Ten years ago, Citizens United opened the floodgates to essentially unchecked political spending by megadonors and corporate interests, drowning out the voices of everyday Americans. In the 2016 presidential election, fewer than 5,000 donors provided over half of all campaign funding, while money from the 5 million donors who gave less than $200 made up just over one-fifth of donations. Power disproportionately rests in the hands of those who can pay. It’s no wonder that most Americans are deeply dissatisfied with the state of our nation’s campaign finance laws.
But even in the face of unlimited spending, there are meaningful steps we can take to strengthen our democracy — the most powerful of which is public campaign financing.
Public financing comes in different forms, including systems where small-dollar contributions are matched at a multiple rate with public funds. For example, with a matching ratio of $6-to-$1, a $10 contribution would get a $60 public match. This makes contributions from small donors more meaningful to candidates. Other programs give candidates block grants or provide residents with vouchers to donate to participating candidates.
At the federal level, a small-donor matching model is central to the democracy reform bill H.R. 1, which has been passed by the House and is now pending before the Senate. Cities and states are continuing to embrace public financing, with over a dozen jurisdictions adopting or strengthening programs in the last decade alone. They range from long-running programs in New York City, Arizona, and Connecticut to recently enacted ones in the District of Columbia and Denver.
Evidence of public financing’s benefits keeps coming. Here’s a closer look at why we’re hopeful this reform will continue to put power back into the hands of everyday Americans.
Countering corporate and special-interest spending
Public financing helps give grassroots candidates a fighting chance, even against record-setting spending by corporations and special interests. In 2018, candidates who participated in Montgomery County, Maryland’s new small-donor matching system raised money from an average of 96 percent more individual donors than candidates who opted out of the program.
This wasn’t a fluke. As we’ve seen elsewhere, public financing gives candidates an important alternative to corporate money: everyday people. Take Seattle, where a new program gives residents four $25 vouchers to support participating candidates who agree to abide by certain rules. The city’s 2019 city council elections captured national attention as Amazon and other corporate interests poured millions into races supporting pro-business candidates. Independent groups spent more on those elections than in the previous two decades combined. But even with such jaw-dropping infusions of cash, of the six races with heavy corporate expenditures against candidates with grassroots support, the publicly financed candidates won four.
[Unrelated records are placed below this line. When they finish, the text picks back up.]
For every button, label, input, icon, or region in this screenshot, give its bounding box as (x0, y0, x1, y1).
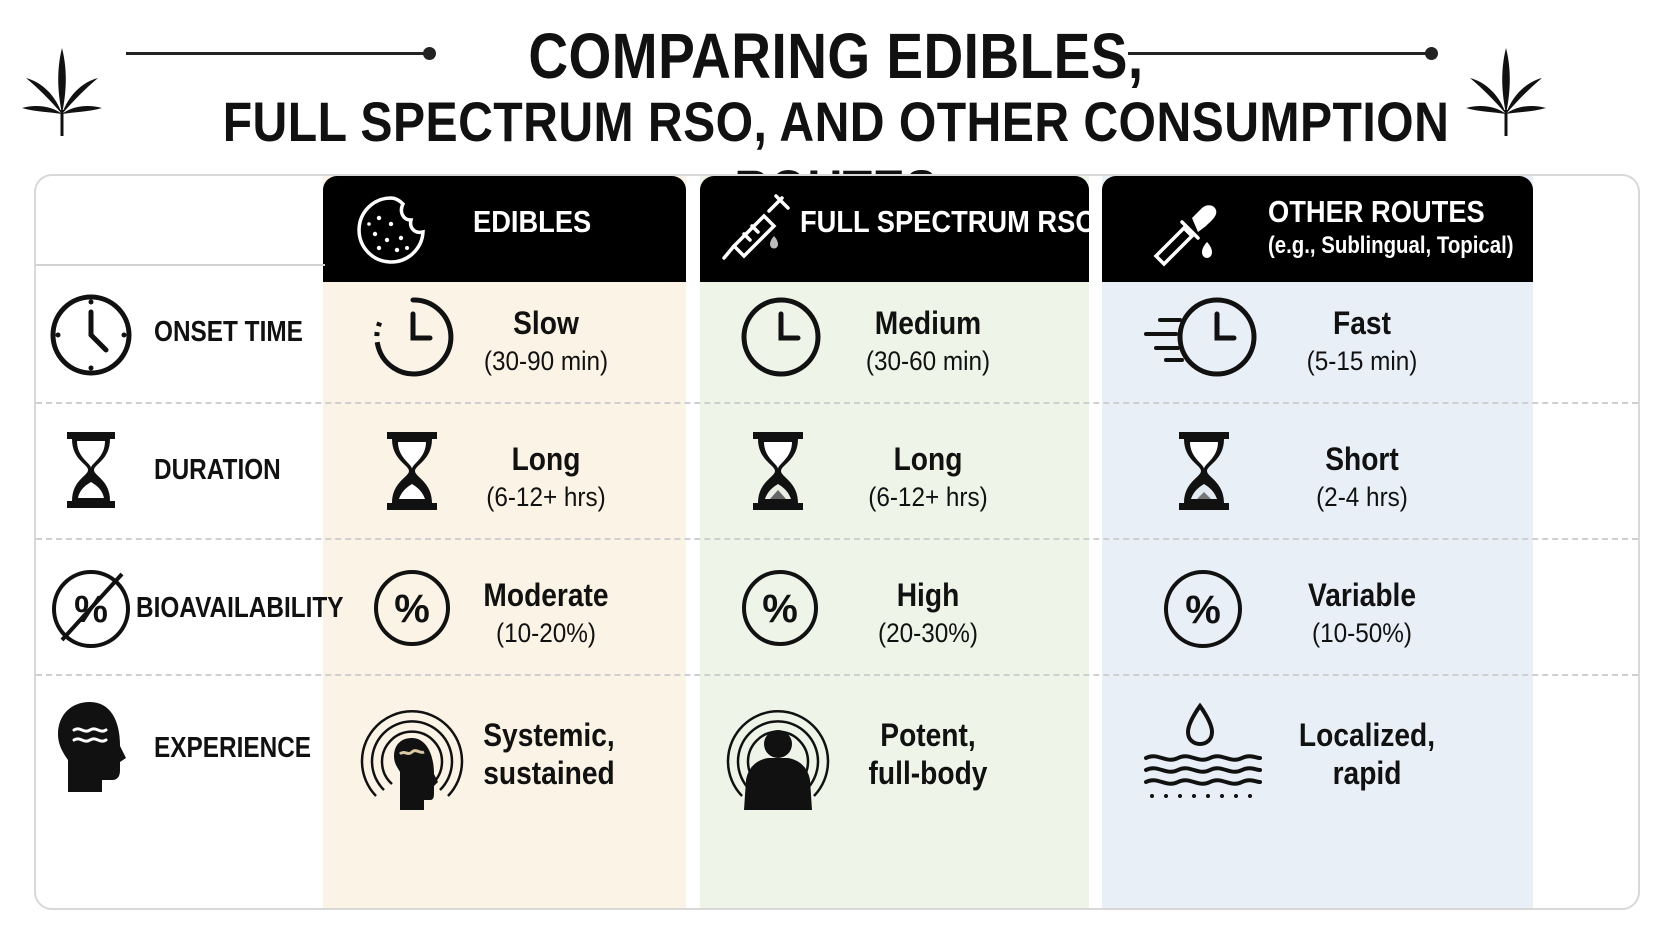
row-label-bioavailability: BIOAVAILABILITY (136, 592, 344, 624)
hourglass-icon (1179, 432, 1229, 510)
svg-text:%: % (74, 589, 108, 631)
column-header-label: FULL SPECTRUM RSO (800, 204, 1097, 239)
svg-text:%: % (1185, 588, 1221, 632)
cannabis-leaf-icon (1466, 48, 1546, 136)
hourglass-icon (67, 432, 115, 508)
percent-icon: % (374, 570, 450, 646)
cell-onset-edibles: Slow (30-90 min) (483, 305, 609, 376)
body-waves-icon (726, 710, 830, 810)
clock-icon (374, 297, 454, 377)
cell-bio-edibles: Moderate (10-20%) (483, 577, 609, 648)
cannabis-leaf-icon (22, 48, 102, 136)
row-label-experience: EXPERIENCE (154, 732, 312, 764)
hourglass-icon (753, 432, 803, 510)
svg-text:%: % (394, 587, 430, 631)
row-label-onset-time: ONSET TIME (154, 316, 303, 348)
header-divider (36, 264, 325, 266)
cell-duration-rso: Long (6-12+ hrs) (868, 441, 988, 512)
cell-bio-rso: High (20-30%) (878, 577, 978, 648)
head-icon (58, 702, 126, 792)
cell-experience-rso: Potent, full-body (868, 717, 988, 791)
cookie-icon (357, 196, 425, 264)
title-rule-right (1128, 47, 1438, 60)
row-divider (36, 402, 1638, 404)
column-other-bg (1102, 176, 1533, 908)
clock-icon (50, 294, 132, 376)
svg-text:%: % (762, 587, 798, 631)
cell-duration-edibles: Long (6-12+ hrs) (486, 441, 606, 512)
hourglass-icon (387, 432, 437, 510)
row-divider (36, 674, 1638, 676)
syringe-icon (722, 194, 790, 260)
row-label-duration: DURATION (154, 454, 281, 486)
page-subtitle: FULL SPECTRUM RSO, AND OTHER CONSUMPTION… (222, 90, 1450, 221)
column-header-rso: FULL SPECTRUM RSO (700, 176, 1097, 282)
column-header-other: OTHER ROUTES (e.g., Sublingual, Topical) (1102, 176, 1533, 282)
cell-experience-edibles: Systemic, sustained (483, 717, 615, 791)
percent-icon: % (742, 570, 818, 646)
title-rule-left (126, 47, 436, 60)
clock-icon (741, 297, 821, 377)
page-title: COMPARING EDIBLES, (528, 20, 1144, 92)
cell-duration-other: Short (2-4 hrs) (1316, 441, 1408, 512)
column-header-label: EDIBLES (473, 204, 592, 239)
comparison-table: EDIBLES FULL SPECTRUM RSO (34, 174, 1640, 910)
cell-bio-other: Variable (10-50%) (1307, 577, 1417, 648)
cell-onset-other: Fast (5-15 min) (1306, 305, 1418, 376)
row-divider (36, 538, 1638, 540)
column-header-edibles: EDIBLES (323, 176, 686, 282)
column-header-label: OTHER ROUTES (1268, 194, 1485, 229)
column-edibles-bg (323, 176, 686, 908)
dropper-icon (1153, 205, 1217, 267)
column-header-sublabel: (e.g., Sublingual, Topical) (1268, 232, 1514, 259)
cell-onset-rso: Medium (30-60 min) (865, 305, 991, 376)
water-drop-waves-icon (1144, 702, 1262, 798)
fast-clock-icon (1144, 297, 1257, 377)
percent-icon: % (52, 570, 130, 648)
cell-experience-other: Localized, rapid (1298, 717, 1436, 791)
head-waves-icon (360, 710, 464, 810)
percent-icon: % (1164, 570, 1242, 648)
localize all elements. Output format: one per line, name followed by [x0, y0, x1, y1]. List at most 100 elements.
Increasing small-donor and constituent involvement
Public financing programs have inspired greater participation from more — and more diverse — small donors and constituents. A program in Berkeley, California, went into effect in 2018, and data from that year’s election shows that the reform is changing the way campaigns fundraise. With public financing, the average contribution dropped from $198 in the 2014 local elections to $78 in 2018. The program also sparked higher donor participation rates across the city. Compared to previous elections, more donors in every zip code of the city gave in 2018. This growth in participation was “not just in wealthy neighborhoods with majority white populations,” a recent analysis found. And data on Montgomery County’s public financing program showed publicly financed candidates relying more on smaller contributions than their privately financed counterparts.
Similarly, after vouchers were introduced for Seattle’s 2017 elections, the share of campaign funds coming from small contributions of $250 or less grew from 48 percent in 2013 to 87 percent in 2017. People of color, women, young people, and lower-income residents were also better represented in the pool of voucher donors to the city council and city attorney candidates than in the pool of cash donors to mayoral candidates, who could not participate in the program in that election.
Breaking barriers to entry
For candidates who don’t have deep-pocketed connections, public financing can help break down seemingly insurmountable barriers to running for office. This year in Washington, DC, public funds will, for the first time, match small contributions made to candidates running for local office five-to-one. These matching funds have made a critical difference to first-time candidates. As a publicly financed DC council candidate running against an opponent backed by many large contributors put it, the program “is allowing for more candidates who are representative of the city and from all different backgrounds to have a fighting chance.”
More programs are slated to launch in the next few years in places like Suffolk County, New York (2021); Denver, Colorado (2021); Howard County, Maryland (2022); and Prince George’s County, Maryland (2026). In December 2019, New York passed a statewide public financing program, marking the first time since Citizens United a state has done so (the previous one was Connecticut in 2005). The new law will go into effect starting with the 2024 state legislative elections and presents a much-needed change in a state where big donors have long called the tune.
To be sure, public financing won’t enable candidates to spend on the level of the wealthiest corporate interests, and it won’t stop big spending in elections. But it can pave the way for candidates — and voters — to counter the influence of big money.